I've got the following function series:
$$ f(x) = \sum_{n = 0}^{\infty} \frac{e^{nx}-1}{2^ne^{nx}}$$
Is it punctually convergent and uniformly convergent?
What I have done is:
I've chosen the series $\frac{1}{2^n}$ which is bigger than the series given in the problem, and because of the theory of Weierstrass, I've said that as $\frac{1}{2^n}$ is convergent, the given series is also convergent punctually and uniformly.

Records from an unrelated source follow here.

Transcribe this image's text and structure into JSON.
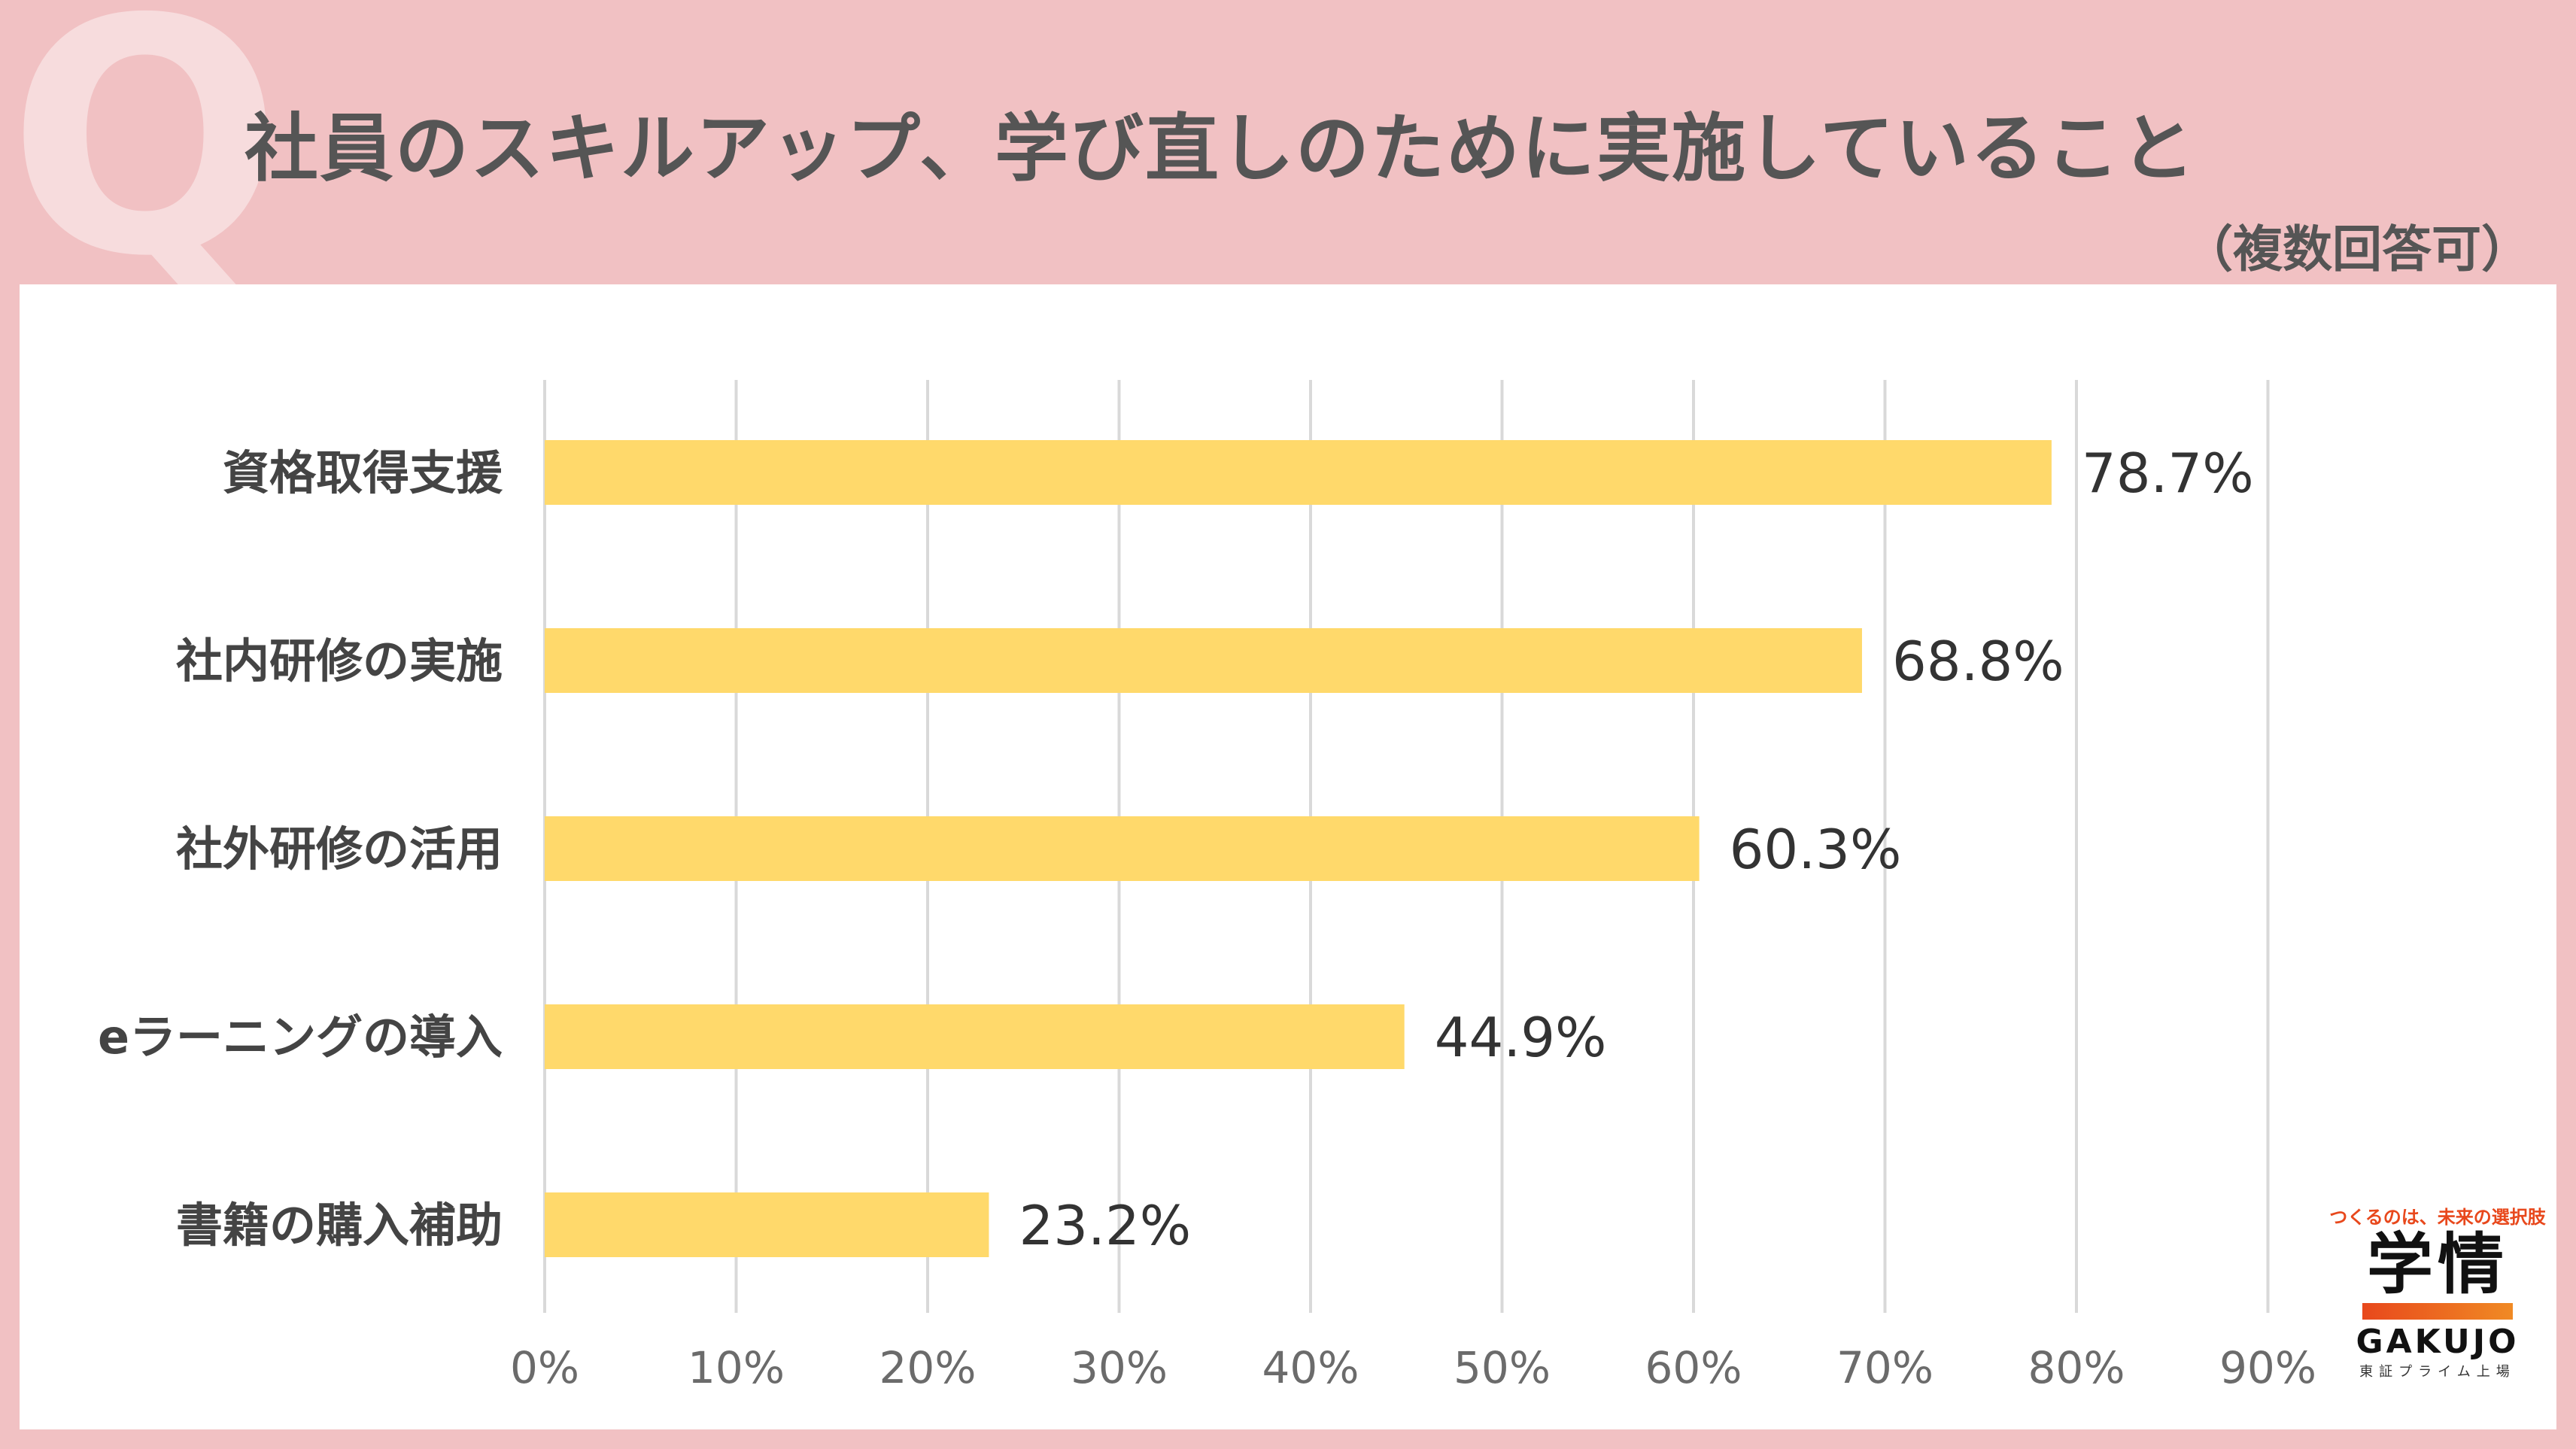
{
  "header": {
    "q_mark": "Q",
    "title": "社員のスキルアップ、学び直しのために実施していること",
    "subtitle": "（複数回答可）"
  },
  "logo": {
    "tagline": "つくるのは、未来の選択肢",
    "kanji": "学情",
    "english": "GAKUJO",
    "sub": "東証プライム上場"
  },
  "colors": {
    "background": "#f1c1c3",
    "bar": "#ffd96b",
    "grid": "#d9d9d9",
    "text": "#555555",
    "logo_accent": "#e8481c"
  },
  "chart_data": {
    "type": "bar",
    "orientation": "horizontal",
    "title": "社員のスキルアップ、学び直しのために実施していること",
    "subtitle": "（複数回答可）",
    "categories": [
      "資格取得支援",
      "社内研修の実施",
      "社外研修の活用",
      "eラーニングの導入",
      "書籍の購入補助"
    ],
    "values": [
      78.7,
      68.8,
      60.3,
      44.9,
      23.2
    ],
    "data_labels": [
      "78.7%",
      "68.8%",
      "60.3%",
      "44.9%",
      "23.2%"
    ],
    "xlim": [
      0,
      90
    ],
    "x_ticks": [
      0,
      10,
      20,
      30,
      40,
      50,
      60,
      70,
      80,
      90
    ],
    "x_tick_labels": [
      "0%",
      "10%",
      "20%",
      "30%",
      "40%",
      "50%",
      "60%",
      "70%",
      "80%",
      "90%"
    ],
    "grid": true,
    "legend": "none"
  }
}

But I'm not sure this is OK. If it's not, how can I do it?
I believe this can be put into the form of a geometric series s.t.
$$f(x) = \sum_{n = 0}^{\infty} \bigg(\frac{1}{2}\bigg)^n - \sum_{n = 0}^{\infty} \bigg(\frac{1}{2e^x}\bigg)^n $$
The first term can be evaluated without thought via the equation for the geometric series: $\sum_\limits{n =0}^{\infty} ar^k = \frac{a}{1-r}$, $\forall |r|<1$,
$$\implies f(x) = 2 - \sum_{n = 0}^{\infty} \bigg(\frac{1}{2e^x}\bigg)^n$$
The second term is also in the form of a geometric series, however it is only convergent if $\bigg|\frac{1}{2e^x} \bigg| < 1$.
More work is still require, but can you take it from here?